BDP Diyarbakır Milletvekili Altan Tan, parlamentoda düzenlediği basın toplantısında, hükümetin demokrasi paketinin içeriğini kamuoyuna açıklamadığını, sürekli erteleyerek önümüzdeki üç seçimi kurtarma çabası içine girdiğini ileri sürdü.

Tan hazırlanan paketin bir türlü açıklanamadığına dikkat çekti. "Bu paketin için de at mı var, fil mi var, deve mi var kimse de bilmiyor. Görünen o ki, Başbakan çamura yattı. Açılım, yeni anayasa, demokratikleşme bunlar da hak getire, ne yapıp edip işte vadeyi böyle taksit taksit uzatarak ilkbahardan yaza, yazdan sonbahara, sonbahardan kışa atarak üç tane seçimi kurtarmak istiyor. Yerel seçimler, cumhurbaşkanlığı seçimi, milletvekili seçimleri" dedi.

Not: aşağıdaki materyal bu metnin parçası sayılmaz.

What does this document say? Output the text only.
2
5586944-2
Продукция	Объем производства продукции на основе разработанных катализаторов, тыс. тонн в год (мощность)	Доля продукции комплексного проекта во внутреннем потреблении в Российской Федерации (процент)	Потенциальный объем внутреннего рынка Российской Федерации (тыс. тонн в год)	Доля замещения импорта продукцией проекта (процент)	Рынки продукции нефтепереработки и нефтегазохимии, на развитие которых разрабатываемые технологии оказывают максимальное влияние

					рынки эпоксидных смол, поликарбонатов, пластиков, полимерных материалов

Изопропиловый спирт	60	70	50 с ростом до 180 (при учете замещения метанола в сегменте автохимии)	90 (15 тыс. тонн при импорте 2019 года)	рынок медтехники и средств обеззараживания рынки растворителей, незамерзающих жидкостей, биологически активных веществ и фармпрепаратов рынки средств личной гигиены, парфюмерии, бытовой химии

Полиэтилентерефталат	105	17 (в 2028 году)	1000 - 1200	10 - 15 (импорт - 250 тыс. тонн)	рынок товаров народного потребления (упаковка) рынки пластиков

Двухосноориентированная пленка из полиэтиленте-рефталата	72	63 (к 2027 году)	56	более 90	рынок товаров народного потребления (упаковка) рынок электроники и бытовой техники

Altan Tan, demokrasi paketine gizlenen daraltılmış bölge sistemi ile seçim barajının yükseltileceğini, BDP ve MHP'nin Meclis'te grubun altına düşürülmek istendiğini iddia etti.

"Bir daraltılmış bölge büyük kazığı da, büyük hilesi de bu paketin içine gizlenmiş bulunuyor" ifadesini kullanan Tan, daraltılmış bölge önerisinin fiilen barajın yüzde 10'dan yüzde 20'ye çıkması anlamına geldiğini söyledi. Tan, "Bir milletvekili çıkarabilmeniz için 5'te 1 oy almanız lazım. Baraj fiilen yüzde 20 oluyor. BDP ve MHP'yi grubun altına düşürme hesabı" dedi.

Tan, "Sonra milletle dalga geçiyor, 'çalışsınlar geçsinler' diye. Bu millet bir çalışırsa sen Tansu Çiller'in mi Mesut Yılmaz'ın mı yanına gidersin, bunu da zaman gösterir" dedi.

“SENİN HADDİNE DEĞİL”

Başbakan Yardımcısı Bülent Arınç'ın, "Fizik, kimya, matematik nasıl okuyacaklar? Beğenmeyen, Kürtçe eğitim görmek isteyen Kuzey Irak'a gitsin" yönünde ifadeler kullandığını belirten Tan, "Kimse haddini aşan laflar etmesin. Kimseyi bir yere yollamak senin haddine değil, burası kimsenin babasının çiftliği de değil" diye konuştu.

Tan, “Hele hele dağdan gelenin bağdakini göndermesi kimsenin haddine değil. Onun için bu laflara da herkes dikkat etsin. Aklından, boyundan ziyade laflar etmesin. Biz memleket yumuşasın, müzakere olsun derken böyle nasıra basarcasına laflar sadece tahriktir" diye konuştu.

Gazetecilerin sorularını da yanıtlayan Tan, BDP heyeti ile Abdullah Öcalan arasında yapılan görüşmelere ilişkin soru üzerine şunları söyledi:

"Şu an İmralı'da yürütülen, Kandil'de yürütülen müzakere değil mi? Devlet, devlet eliyle İmralı'daki mektupları bize teslim ediyor, biz Kandil'e götürüyoruz, Kandil'in cevabını bunlara getiriyoruz. Müzakere nedir? Bir şeyi karşılıklı konuşmak ve ondan sonuç çıkarmaktır. Şu an zaten fiilen böyle bir müzakere var. Adı konulsa da konulmasa da belli protokoller var.

Bunun daha kitabına uygun daha demokratik daha şeffaf olması lazım. 'Biz aşiret devleti değiliz' diyorlar. Peki neden aşiret devleti gibi davranıyorsun? Aşiret devletinde bile konuşulanın, verilen sözün şahidi olur. Peki sen? Şahit, belge, evrak yok. Devlete yakışan, ne yapıyorsan bunu arşive, belgeye bağlamaktır. Kamuoyunun bilgisi dışında bir şey yapamazsın. Her şey devlet sırrı olur mu?"

“KAMUOYUNUN GAZINI ALMAK İÇİN”

Suriye helikopterinin düşürülmesine ilişkin soruyu da yanıtlayan Tan, hükümetin dış politikada iflas ettiğini öne sürerek, "Hükümet kendini hemen müdahaleye hazırladı. Balıklama daldı boş havuza. Bir ucundan bir şeyler yapmak istiyor. Bir şeyi vurup kırıp bahane ederek... Ama götüremiyor da. Kamuoyunun gazını almak için yapılan hareketler bunlar" dedi.